Est-ce que ce que tu écris est toujours inspiré de tes expériences personnelles ?

C’est inspiré de mes rêves, du futur, de mon passé et des situations que j’ai pu vivre mais il y a aussi une part d’imagination. Tout n’est pas réel mais j’espère transformer le rêve en réalité.

Ce projet est entièrement produit par le trio de beatmakers The Kompetition, comment est née votre collaboration ?

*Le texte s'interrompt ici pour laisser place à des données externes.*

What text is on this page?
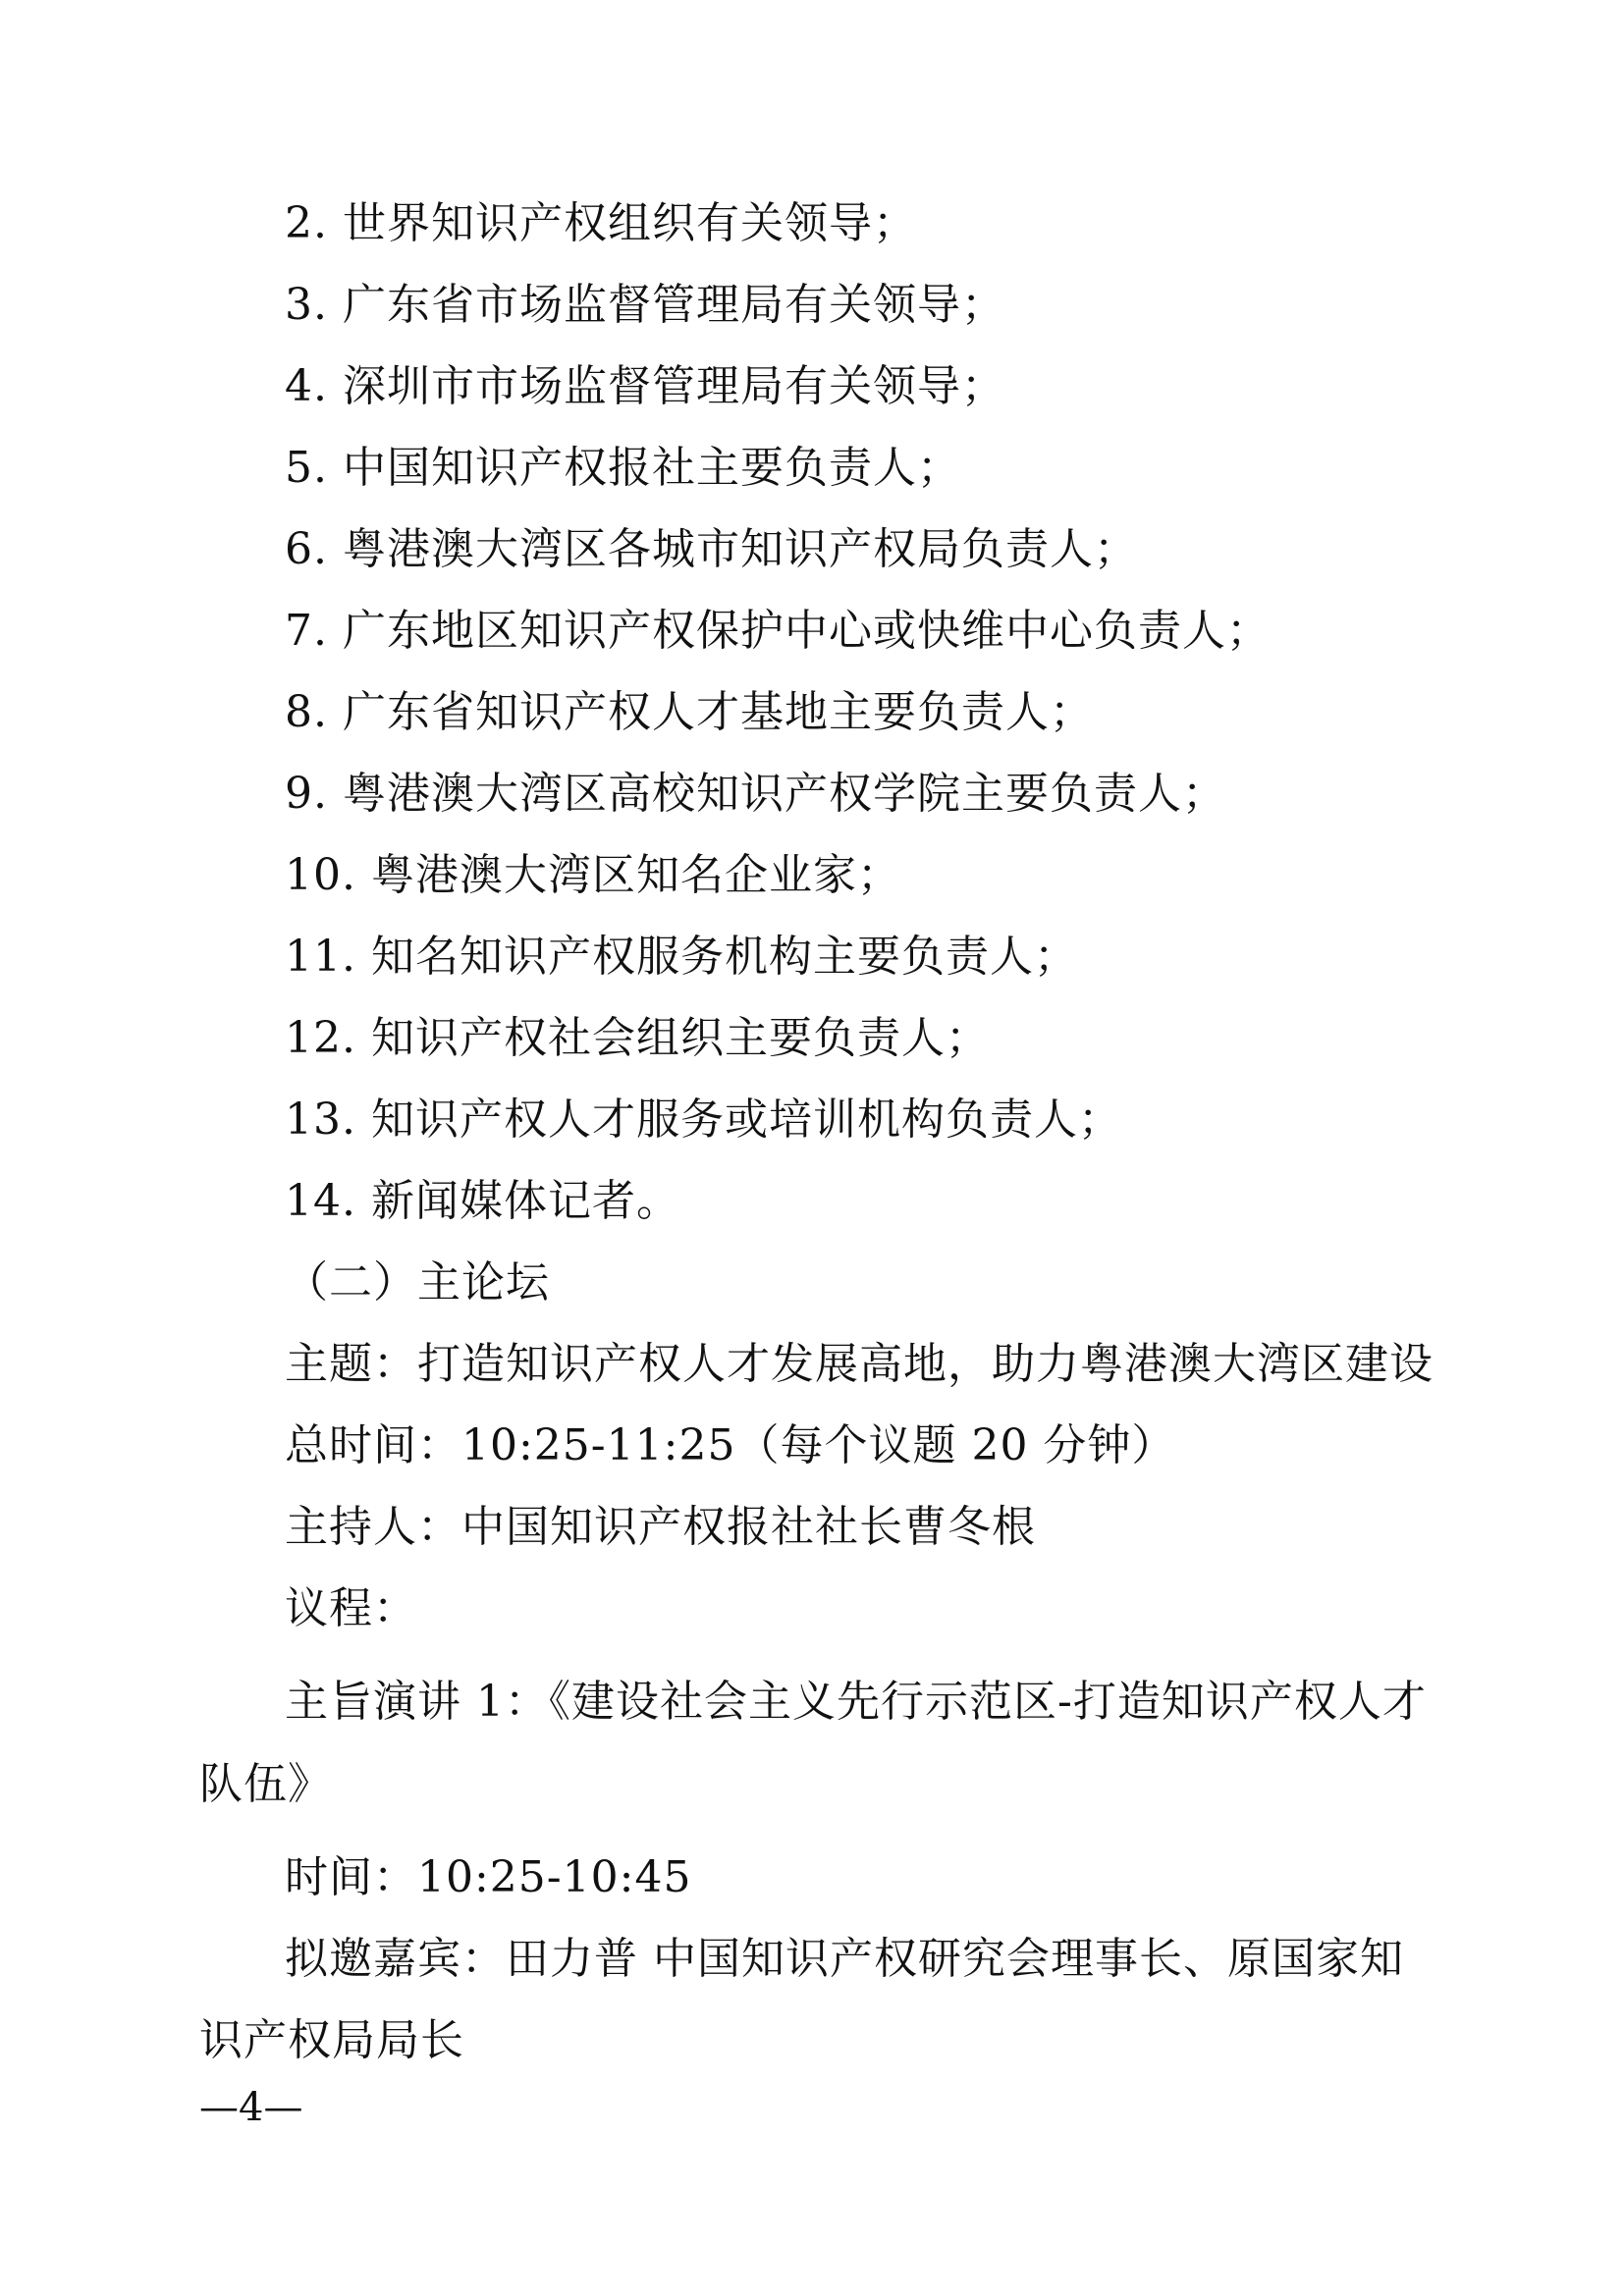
2. 世界知识产权组织有关领导；
3. 广东省市场监督管理局有关领导；
4. 深圳市市场监督管理局有关领导；
5. 中国知识产权报社主要负责人；
6. 粤港澳大湾区各城市知识产权局负责人；
7. 广东地区知识产权保护中心或快维中心负责人；
8. 广东省知识产权人才基地主要负责人；
9. 粤港澳大湾区高校知识产权学院主要负责人；
10. 粤港澳大湾区知名企业家；
11. 知名知识产权服务机构主要负责人；
12. 知识产权社会组织主要负责人；
13. 知识产权人才服务或培训机构负责人；
14. 新闻媒体记者。
（二）主论坛
主题：打造知识产权人才发展高地，助力粤港澳大湾区建设
总时间：10:25-11:25（每个议题 20 分钟）
主持人：中国知识产权报社社长曹冬根
议程：
主旨演讲 1：《建设社会主义先行示范区-打造知识产权人才
队伍》
时间：10:25-10:45
拟邀嘉宾：田力普 中国知识产权研究会理事长、原国家知
识产权局局长
—4—
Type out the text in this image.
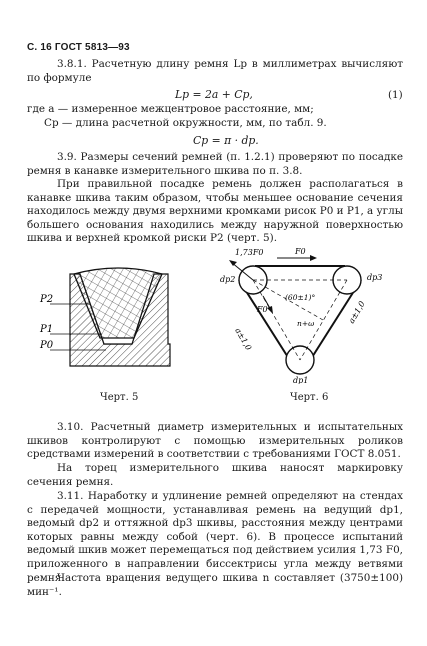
С. 16 ГОСТ 5813—93
3.8.1. Расчетную длину ремня Lp в миллиметрах вычисляют по формуле
Lp = 2a + Cp,	(1)
где a — измеренное межцентровое расстояние, мм;
Cp — длина расчетной окружности, мм, по табл. 9.
Cp = π · dp.
3.9. Размеры сечений ремней (п. 1.2.1) проверяют по посадке ремня в канавке измерительного шкива по п. 3.8.
При правильной посадке ремень должен располагаться в канавке шкива таким образом, чтобы меньшее основание сечения находилось между двумя верхними кромками рисок P0 и P1, а углы большего основания находились между наружной поверхностью шкива и верхней кромкой риски P2 (черт. 5).
P2
P1
P0
Черт. 5
1,73F0
dp2
F0
dp3
F0
(60±1)°
n+ω
a±1,0
a±1,0
dp1
Черт. 6
3.10. Расчетный диаметр измерительных и испытательных шкивов контролируют с помощью измерительных роликов средствами измерений в соответствии с требованиями ГОСТ 8.051.
На торец измерительного шкива наносят маркировку сечения ремня.
3.11. Наработку и удлинение ремней определяют на стендах с передачей мощности, устанавливая ремень на ведущий dp1, ведомый dp2 и оттяжной dp3 шкивы, расстояния между центрами которых равны между собой (черт. 6). В процессе испытаний ведомый шкив может перемещаться под действием усилия 1,73 F0, приложенного в направлении биссектрисы угла между ветвями ремня.
Частота вращения ведущего шкива n составляет (3750±100) мин⁻¹.
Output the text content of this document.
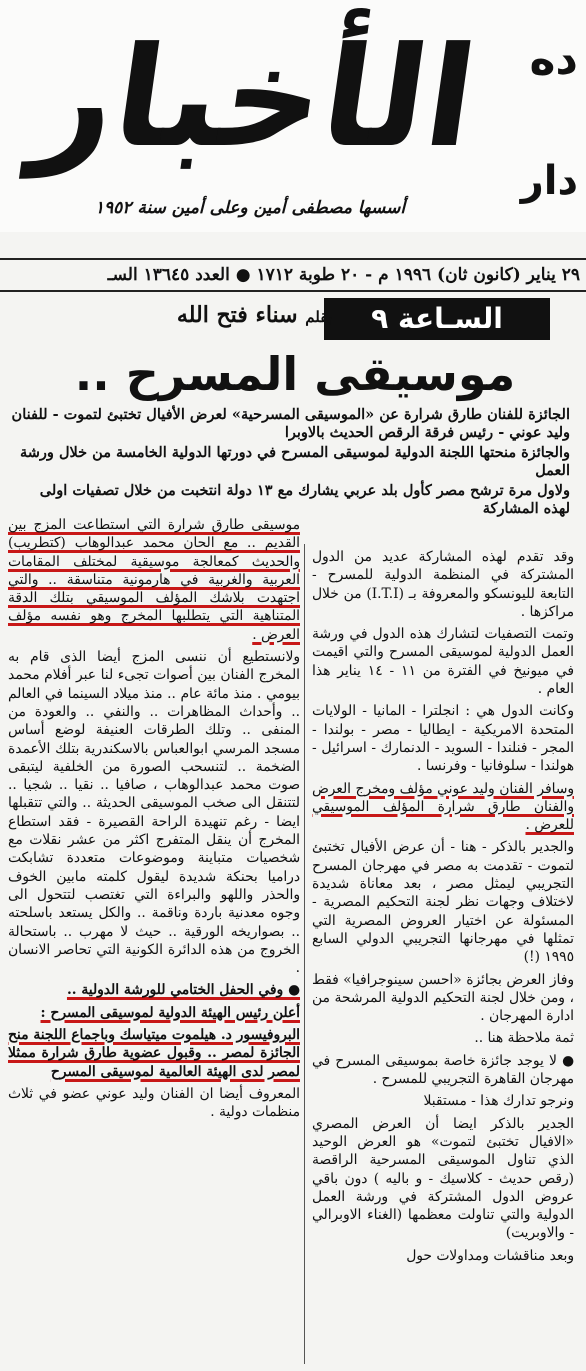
الأخبار	ده
دار
أسسها مصطفى أمين وعلى أمين سنة ١٩٥٢
٢٩ يناير (كانون ثان) ١٩٩٦ م - ٢٠ طوبة ١٧١٢ ● العدد ١٣٦٤٥ السـ
السـاعة ٩
بقلم سناء فتح الله
موسيقى المسرح ..

الجائزة للفنان طارق شرارة عن «الموسيقى المسرحية» لعرض الأفيال تختبئ لتموت - للفنان وليد عوني - رئيس فرقة الرقص الحديث بالاوبرا

والجائزة منحتها اللجنة الدولية لموسيقى المسرح في دورتها الدولية الخامسة من خلال ورشة العمل

ولاول مرة ترشح مصر كأول بلد عربي يشارك مع ١٣ دولة انتخبت من خلال تصفيات اولى لهذه المشاركة

وقد تقدم لهذه المشاركة عديد من الدول المشتركة في المنظمة الدولية للمسرح - التابعة لليونسكو والمعروفة بـ (I.T.I) من خلال مراكزها .

وتمت التصفيات لتشارك هذه الدول في ورشة العمل الدولية لموسيقى المسرح والتي اقيمت في ميونيخ في الفترة من ١١ - ١٤ يناير هذا العام .

وكانت الدول هي : انجلترا - المانيا - الولايات المتحدة الامريكية - ايطاليا - مصر - بولندا - المجر - فنلندا - السويد - الدنمارك - اسرائيل - هولندا - سلوفانيا - وفرنسا .

وسافر الفنان وليد عوني مؤلف ومخرج العرض والفنان طارق شرارة المؤلف الموسيقي للعرض .

والجدير بالذكر - هنا - أن عرض الأفيال تختبئ لتموت - تقدمت به مصر في مهرجان المسرح التجريبي ليمثل مصر ، بعد معاناة شديدة لاختلاف وجهات نظر لجنة التحكيم المصرية - المسئولة عن اختيار العروض المصرية التي تمثلها في مهرجانها التجريبي الدولي السابع ١٩٩٥ (!)

وفاز العرض بجائزة «احسن سينوجرافيا» فقط ، ومن خلال لجنة التحكيم الدولية المرشحة من ادارة المهرجان .

ثمة ملاحظة هنا ..

● لا يوجد جائزة خاصة بموسيقى المسرح في مهرجان القاهرة التجريبي للمسرح .

ونرجو تدارك هذا - مستقبلا

الجدير بالذكر ايضا أن العرض المصري «الافيال تختبئ لتموت» هو العرض الوحيد الذي تناول الموسيقى المسرحية الراقصة (رقص حديث - كلاسيك - و باليه ) دون باقي عروض الدول المشتركة في ورشة العمل الدولية والتي تناولت معظمها (الغناء الاوبرالي - والاوبريت)

وبعد مناقشات ومداولات حول

موسيقى طارق شرارة التي استطاعت المزج بين القديم .. مع الحان محمد عبدالوهاب (كتطريب) والحديث كمعالجة موسيقية لمختلف المقامات العربية والغربية في هارمونية متناسقة .. والتي اجتهدت بلاشك المؤلف الموسيقي بتلك الدقة المتناهية التي يتطلبها المخرج وهو نفسه مؤلف العرض .

ولانستطيع أن ننسى المزج أيضا الذى قام به المخرج الفنان بين أصوات تجىء لنا عبر أفلام محمد بيومي . منذ مائة عام .. منذ ميلاد السينما في العالم .. وأحداث المظاهرات .. والنفي .. والعودة من المنفى .. وتلك الطرقات العنيفة لوضع أساس مسجد المرسي ابوالعباس بالاسكندرية بتلك الأعمدة الضخمة .. لتنسحب الصورة من الخلفية ليتبقى صوت محمد عبدالوهاب ، صافيا .. نقيا .. شجيا .. لتتنقل الى صخب الموسيقى الحديثة .. والتي تتقبلها ايضا - رغم تنهيدة الراحة القصيرة - فقد استطاع المخرج أن ينقل المتفرج اكثر من عشر نقلات مع شخصيات متباينة وموضوعات متعددة تشابكت دراميا بحنكة شديدة ليقول كلمته مابين الخوف والحذر واللهو والبراءة التي تغتصب لتتحول الى وجوه معدنية باردة وناقمة .. والكل يستعد باسلحته .. بصواريخه الورقية .. حيث لا مهرب .. باستحالة الخروج من هذه الدائرة الكونية التي تحاصر الانسان .

● وفي الحفل الختامي للورشة الدولية ..

أعلن رئيس الهيئة الدولية لموسيقى المسرح :

البروفيسور د. هيلموت ميتياسك وباجماع اللجنة منح الجائزة لمصر .. وقبول عضوية طارق شرارة ممثلا لمصر لدى الهيئة العالمية لموسيقى المسرح

المعروف أيضا ان الفنان وليد عوني عضو في ثلاث منظمات دولية .
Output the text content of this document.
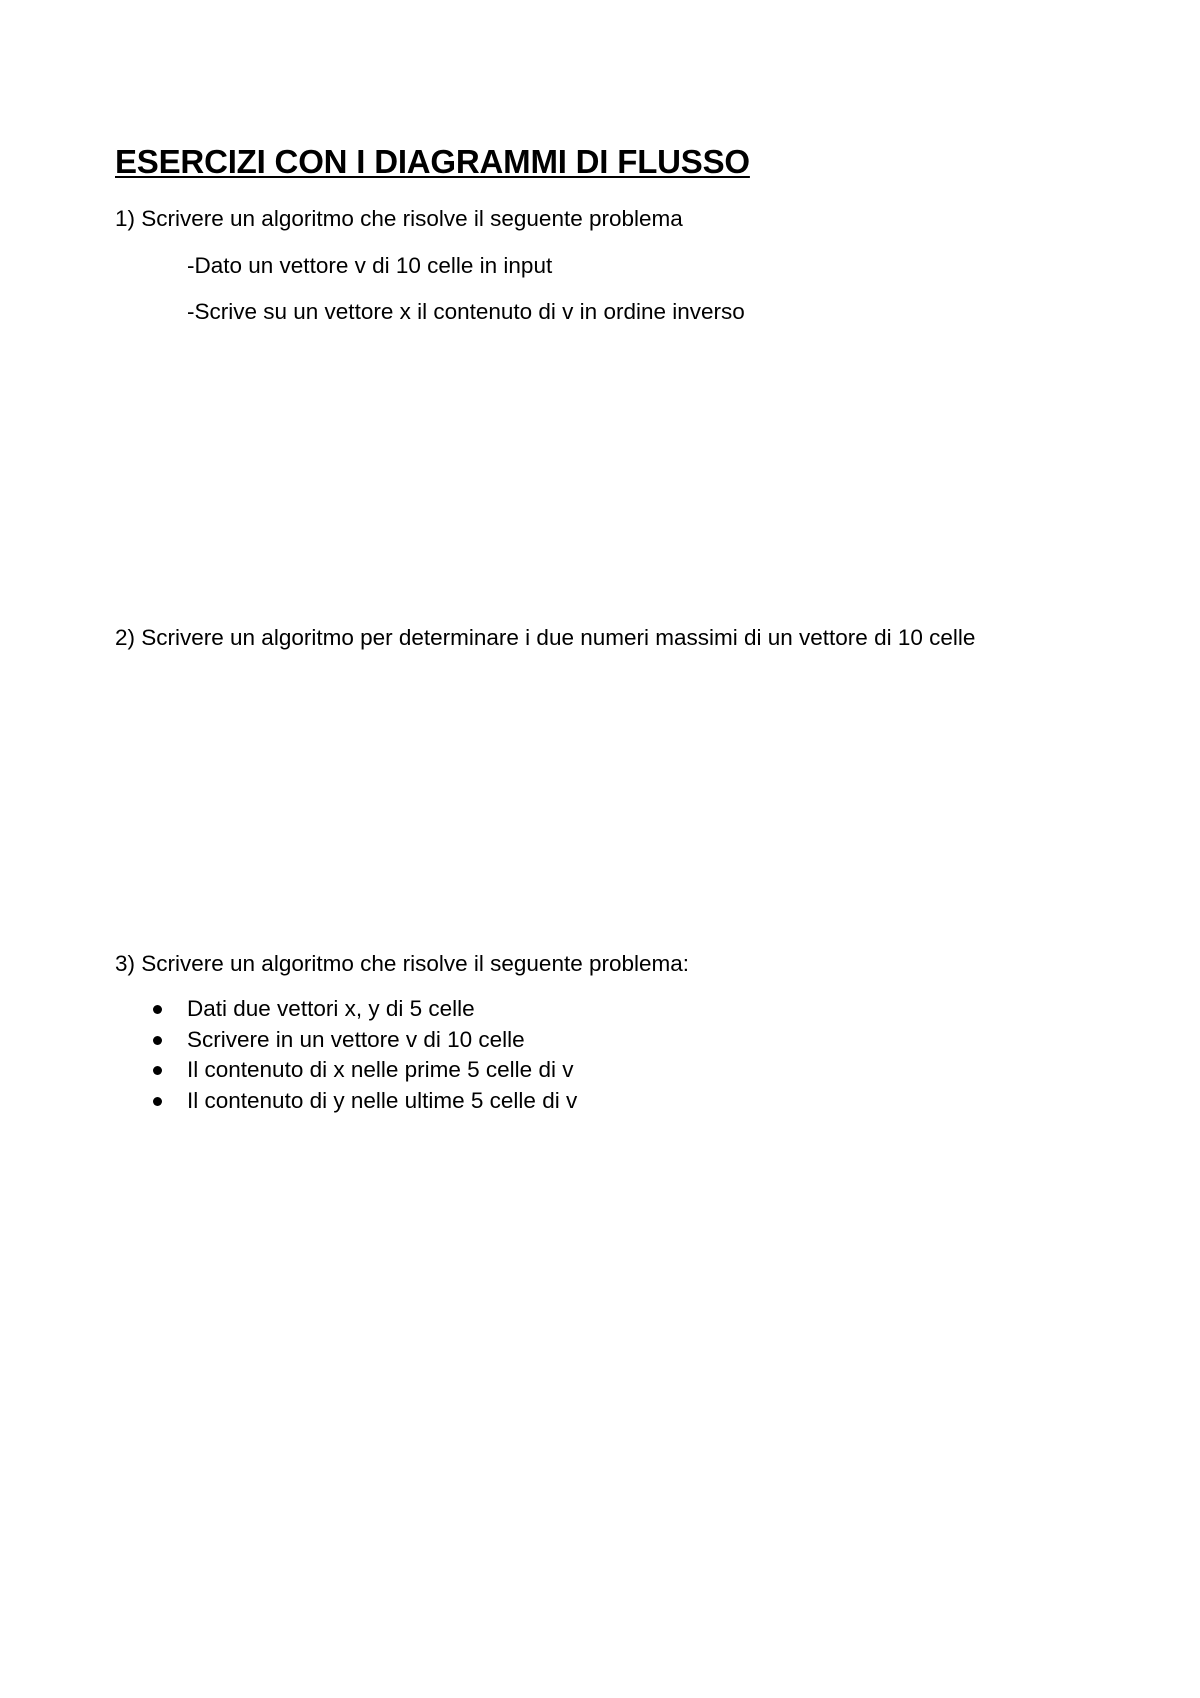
ESERCIZI CON I DIAGRAMMI DI FLUSSO
1) Scrivere un algoritmo che risolve il seguente problema
-Dato un vettore v di 10 celle in input
-Scrive su un vettore x il contenuto di v in ordine inverso
2) Scrivere un algoritmo per determinare i due numeri massimi di un vettore di 10 celle
3) Scrivere un algoritmo che risolve il seguente problema:
Dati due vettori x, y di 5 celle
Scrivere in un vettore v di 10 celle
Il contenuto di x nelle prime 5 celle di v
Il contenuto di y nelle ultime 5 celle di v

Ils font partie de mon crew 070. J’ai commencé la musique avec eux. Ils ont produit mes premiers sons “Sunday Night” ou encore “Make It There”. Quand je travaille avec eux, c’est donc vraiment authentique et vrai. D’un point de vue simplement technique, c’est aussi parfait car ils comprennent directement ce que je veux et les trucs un peu bizarres que je pourrais aimer. Quand je collabore avec d’autres personnes, c’est un peu comme partir en vacances et revenir vers eux revient à rentrer à la maison. Je me sens chez moi avec The Kompetition.

En parlant du 070 crew qui est originaire du New Jersey. À quoi ressemble la scène musicale locale ?

En ce moment, il y a beaucoup de nouveaux artistes venant du New Jersey. Je pense que c’est assez revigorant pour les gens qui vivent là-bas de voir ces musiciens émerger car c’est un endroit sombre où tu ne côtoies seulement que les personnes avec lesquelles tu as grandi. Il y a beaucoup de négativité et de gens qui te disent que tu n’y arriveras jamais car tu viens de cet endroit.

Alors, quand les gens voient quelqu’un comme moi qui arrive à vivre de son art, ça leur donne de l’espoir. Par exemple, après mes débuts dans la musique, beaucoup de gens dans ma ville ont commencé à s’y mettre. Et c’est super cool de voir que tu leur as donné de l’inspiration en devenant quelqu’un à partir d’un endroit où tu n’es pas supposé réussir. Je n’étais pas censée être en France ou encore en Suède actuellement. C’est ce qu’on m’a rabâché toute ma vie.

Tu as donné un concert à Paris récemment. À quel point la scène est importante pour toi ?

Je pense que c’est la partie la plus importante de mon travail car à chaque fois que je crée un son, je me visualise l’interpréter sur scène. Je pense qu’il est vraiment nécessaire d’être présent pour ses fans car ce sont eux qui écoutent ta musique et c’est quand tu fais un show que tout cela est supposé prendre vie. L’expérience doit être réussie car tout le monde se rappelle son premier concert, ou celui de son artiste préféré. Tu te dois donc de donner ta meilleure énergie à tes fans. Monter sur scène est la plus importante des expériences à mon sens.

Qu’est-ce qu’on peut te souhaiter pour 2018 ?

J’ai énormément de projets pour 2018. Je vais surprendre les gens comme dans la chanson “I’m coming out” de Diana Ross quand elle chante : “I am coming up i want to world to know“. Ce sera la bande-son de mon année.

Glitter est disponible depuis le 23 mars 2018.